Elevated plus-maze is a widely accepted model to study learning and memory processes in rodents. It evaluates the spatial short-term and long-term memory. The impairment of learning and memory induced by scopolamine, an anticholinergic agent was reflected by prolonged TL from the open arm to the closed arm.[43] EEVZ (100, 200, and 300 mg/kg) and significantly increased the IRs and reduced the TL. EEVZ also protected the animals from scopolamine-induced impairment in learning and memory. These results implicate that EEVZ (100, 200, and 300 mg/kg,) proving its nootropic potential.

The passive shock avoidance task is the most widely used model that has given reproducible and dependable results in screening agents that affect learning and memory. Passive avoidance behavior is based on negative reinforcement and is used to examine short-term memory. The memory improving effect was manifested as a decrease in latency to reach SFZ (acquisition) and number of mistakes (descents) animal made in 15 min (retention) on passive shock avoidance task.[29] Thus, EEVZ (200 and 300 mg/kg) meets the major criteria for nootropic activity. EEVZ also protected the animals from scopolamine induced impairment in learning and memory.

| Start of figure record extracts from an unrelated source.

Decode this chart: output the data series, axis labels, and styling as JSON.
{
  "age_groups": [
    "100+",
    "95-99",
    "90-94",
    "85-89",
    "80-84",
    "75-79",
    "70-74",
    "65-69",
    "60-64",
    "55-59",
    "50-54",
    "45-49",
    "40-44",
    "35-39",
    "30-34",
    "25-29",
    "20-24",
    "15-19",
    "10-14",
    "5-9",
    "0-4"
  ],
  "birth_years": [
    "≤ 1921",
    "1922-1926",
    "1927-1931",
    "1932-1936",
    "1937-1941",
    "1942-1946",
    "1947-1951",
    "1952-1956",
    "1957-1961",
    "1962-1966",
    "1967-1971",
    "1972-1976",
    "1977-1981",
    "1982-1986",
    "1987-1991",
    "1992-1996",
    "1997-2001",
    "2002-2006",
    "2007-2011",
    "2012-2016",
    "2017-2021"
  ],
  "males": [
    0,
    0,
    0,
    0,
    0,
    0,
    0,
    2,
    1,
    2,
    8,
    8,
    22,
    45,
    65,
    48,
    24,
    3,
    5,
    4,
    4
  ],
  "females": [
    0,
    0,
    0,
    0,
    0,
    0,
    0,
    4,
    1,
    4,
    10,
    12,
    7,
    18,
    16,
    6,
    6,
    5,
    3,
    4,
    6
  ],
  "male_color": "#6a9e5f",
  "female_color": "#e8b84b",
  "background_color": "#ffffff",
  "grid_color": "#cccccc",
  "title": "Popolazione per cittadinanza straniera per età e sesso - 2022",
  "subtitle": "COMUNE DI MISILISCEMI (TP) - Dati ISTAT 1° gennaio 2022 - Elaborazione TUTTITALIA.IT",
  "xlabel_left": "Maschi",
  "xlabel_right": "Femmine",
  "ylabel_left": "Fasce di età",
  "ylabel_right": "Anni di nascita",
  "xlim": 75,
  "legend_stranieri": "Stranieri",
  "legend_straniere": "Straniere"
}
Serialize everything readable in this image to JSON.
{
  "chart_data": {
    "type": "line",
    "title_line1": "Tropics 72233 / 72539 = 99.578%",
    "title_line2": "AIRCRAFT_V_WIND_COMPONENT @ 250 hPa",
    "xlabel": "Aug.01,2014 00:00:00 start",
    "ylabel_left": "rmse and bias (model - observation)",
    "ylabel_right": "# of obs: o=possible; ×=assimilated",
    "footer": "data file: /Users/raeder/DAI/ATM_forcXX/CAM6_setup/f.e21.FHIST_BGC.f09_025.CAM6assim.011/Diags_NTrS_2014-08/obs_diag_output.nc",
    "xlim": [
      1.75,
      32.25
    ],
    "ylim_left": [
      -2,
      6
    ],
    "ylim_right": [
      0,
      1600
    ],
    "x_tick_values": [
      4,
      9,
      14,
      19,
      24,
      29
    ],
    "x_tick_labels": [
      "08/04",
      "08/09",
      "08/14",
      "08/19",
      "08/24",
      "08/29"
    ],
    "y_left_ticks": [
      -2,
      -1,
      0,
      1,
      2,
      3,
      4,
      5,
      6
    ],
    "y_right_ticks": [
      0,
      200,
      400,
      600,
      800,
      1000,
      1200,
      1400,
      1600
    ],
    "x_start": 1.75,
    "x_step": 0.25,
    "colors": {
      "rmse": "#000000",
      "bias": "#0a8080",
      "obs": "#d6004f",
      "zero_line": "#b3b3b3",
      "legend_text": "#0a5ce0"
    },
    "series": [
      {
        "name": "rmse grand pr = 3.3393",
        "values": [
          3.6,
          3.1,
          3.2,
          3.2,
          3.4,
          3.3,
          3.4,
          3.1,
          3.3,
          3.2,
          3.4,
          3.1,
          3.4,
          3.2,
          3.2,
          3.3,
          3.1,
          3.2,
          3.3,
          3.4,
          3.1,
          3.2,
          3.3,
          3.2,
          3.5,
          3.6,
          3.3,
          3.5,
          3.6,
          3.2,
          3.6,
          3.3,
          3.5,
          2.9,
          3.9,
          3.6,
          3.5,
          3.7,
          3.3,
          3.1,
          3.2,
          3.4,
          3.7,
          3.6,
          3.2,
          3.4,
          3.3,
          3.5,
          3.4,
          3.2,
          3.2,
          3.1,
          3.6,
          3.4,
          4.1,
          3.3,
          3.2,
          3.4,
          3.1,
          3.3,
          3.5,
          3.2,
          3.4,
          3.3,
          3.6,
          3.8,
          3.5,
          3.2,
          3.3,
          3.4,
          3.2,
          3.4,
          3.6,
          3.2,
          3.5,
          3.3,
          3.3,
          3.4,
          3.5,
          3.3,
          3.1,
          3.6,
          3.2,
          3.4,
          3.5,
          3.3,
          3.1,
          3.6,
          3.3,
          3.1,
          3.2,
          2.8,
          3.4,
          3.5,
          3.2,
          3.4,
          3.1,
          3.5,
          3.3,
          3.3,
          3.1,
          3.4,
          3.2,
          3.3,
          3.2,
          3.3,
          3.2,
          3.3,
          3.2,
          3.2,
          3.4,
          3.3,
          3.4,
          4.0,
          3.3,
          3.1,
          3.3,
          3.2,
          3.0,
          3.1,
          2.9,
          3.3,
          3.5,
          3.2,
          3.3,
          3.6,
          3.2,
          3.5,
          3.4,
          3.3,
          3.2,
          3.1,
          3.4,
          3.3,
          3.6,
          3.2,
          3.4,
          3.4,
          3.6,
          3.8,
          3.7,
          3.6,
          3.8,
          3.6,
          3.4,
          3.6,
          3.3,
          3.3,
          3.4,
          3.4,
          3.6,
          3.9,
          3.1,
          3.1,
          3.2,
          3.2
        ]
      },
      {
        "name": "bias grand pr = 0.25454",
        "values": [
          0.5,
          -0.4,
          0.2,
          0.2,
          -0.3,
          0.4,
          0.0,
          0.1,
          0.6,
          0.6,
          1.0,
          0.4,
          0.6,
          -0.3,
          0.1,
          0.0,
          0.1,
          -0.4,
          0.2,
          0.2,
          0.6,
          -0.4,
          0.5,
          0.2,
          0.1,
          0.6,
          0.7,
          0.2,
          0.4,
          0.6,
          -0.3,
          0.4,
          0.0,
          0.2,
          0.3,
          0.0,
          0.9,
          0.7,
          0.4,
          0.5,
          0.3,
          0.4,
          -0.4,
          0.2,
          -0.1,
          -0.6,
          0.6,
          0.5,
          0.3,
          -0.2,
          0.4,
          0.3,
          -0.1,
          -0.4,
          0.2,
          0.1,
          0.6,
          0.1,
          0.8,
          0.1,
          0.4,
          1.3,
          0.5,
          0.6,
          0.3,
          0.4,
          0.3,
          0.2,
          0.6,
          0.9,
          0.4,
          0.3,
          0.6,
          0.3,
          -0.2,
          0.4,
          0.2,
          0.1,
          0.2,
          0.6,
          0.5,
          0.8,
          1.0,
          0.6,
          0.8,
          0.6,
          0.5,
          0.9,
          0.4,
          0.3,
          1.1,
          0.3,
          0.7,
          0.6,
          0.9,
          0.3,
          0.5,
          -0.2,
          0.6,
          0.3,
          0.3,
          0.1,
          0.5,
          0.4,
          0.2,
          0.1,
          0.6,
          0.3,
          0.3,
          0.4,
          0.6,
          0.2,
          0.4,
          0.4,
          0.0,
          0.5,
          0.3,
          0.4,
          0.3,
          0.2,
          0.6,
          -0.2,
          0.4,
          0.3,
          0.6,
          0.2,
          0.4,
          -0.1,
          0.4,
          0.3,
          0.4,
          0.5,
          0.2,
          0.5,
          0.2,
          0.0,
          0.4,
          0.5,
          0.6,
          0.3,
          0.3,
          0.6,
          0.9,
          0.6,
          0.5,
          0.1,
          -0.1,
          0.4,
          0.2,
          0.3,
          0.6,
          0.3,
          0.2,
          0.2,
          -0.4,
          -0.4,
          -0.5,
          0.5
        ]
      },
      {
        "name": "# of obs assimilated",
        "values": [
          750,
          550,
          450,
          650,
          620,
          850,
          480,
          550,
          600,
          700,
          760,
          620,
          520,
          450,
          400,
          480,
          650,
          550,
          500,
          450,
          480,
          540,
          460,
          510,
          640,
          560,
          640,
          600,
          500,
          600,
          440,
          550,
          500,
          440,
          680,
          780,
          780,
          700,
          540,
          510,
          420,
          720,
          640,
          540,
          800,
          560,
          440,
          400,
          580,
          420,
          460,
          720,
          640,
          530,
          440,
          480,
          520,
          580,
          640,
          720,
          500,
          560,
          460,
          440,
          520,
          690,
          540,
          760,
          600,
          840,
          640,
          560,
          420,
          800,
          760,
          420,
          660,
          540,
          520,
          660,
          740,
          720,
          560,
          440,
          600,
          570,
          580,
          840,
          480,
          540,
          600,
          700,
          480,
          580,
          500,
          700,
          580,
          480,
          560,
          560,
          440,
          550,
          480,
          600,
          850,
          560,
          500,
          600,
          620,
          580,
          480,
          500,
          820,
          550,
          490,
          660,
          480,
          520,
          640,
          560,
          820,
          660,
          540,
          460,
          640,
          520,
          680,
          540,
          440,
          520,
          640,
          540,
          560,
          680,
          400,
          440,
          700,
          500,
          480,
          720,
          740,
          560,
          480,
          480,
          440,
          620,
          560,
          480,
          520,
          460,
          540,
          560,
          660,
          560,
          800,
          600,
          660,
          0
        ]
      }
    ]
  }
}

Numerous studies on learning and memory reveal that the cholinergic system plays an important role. Studies have emphasized the role of neocortical ACh in spatial memory.[44] Several findings indicate that the cholinergic system in the amygdala is involved in the memory process and cholinergic neuronal activities in the amygdala change after learning a task.[454647] In the present investigation, EEVZ (100, 200, and 300 mg/kg) significantly increased onset of sodium nitrite-induced respiratory arrest, indicating that the enhancement of cholinergic transmission in the brain, which further could be a support for their nootropic activity of the extract.[30] In addition to this, EEVZ potentiated the contraction produced by ACh on rat ileum. CCRC of ACh was obtained both in absence and presence of EEVZ. EEVZ produced contractions and increased the contractions induced by ACh. The graph was shifted to the left side indicating the cholinomimetic action of the EEVZ.

CONCLUSION

Vetiveria zizanioides is a well-known herb in Ayurveda. Results of the present study indicate that the EEVZ possesses significant anxiolytic and nootropic activity as assessed in various behavioral paradigms, mediated possibly through facilitation of neurotransmitters implicated in anxiety and learning and memory which further needs to be enlightened along with the characterization of the EEVZ active constituents responsible for the same.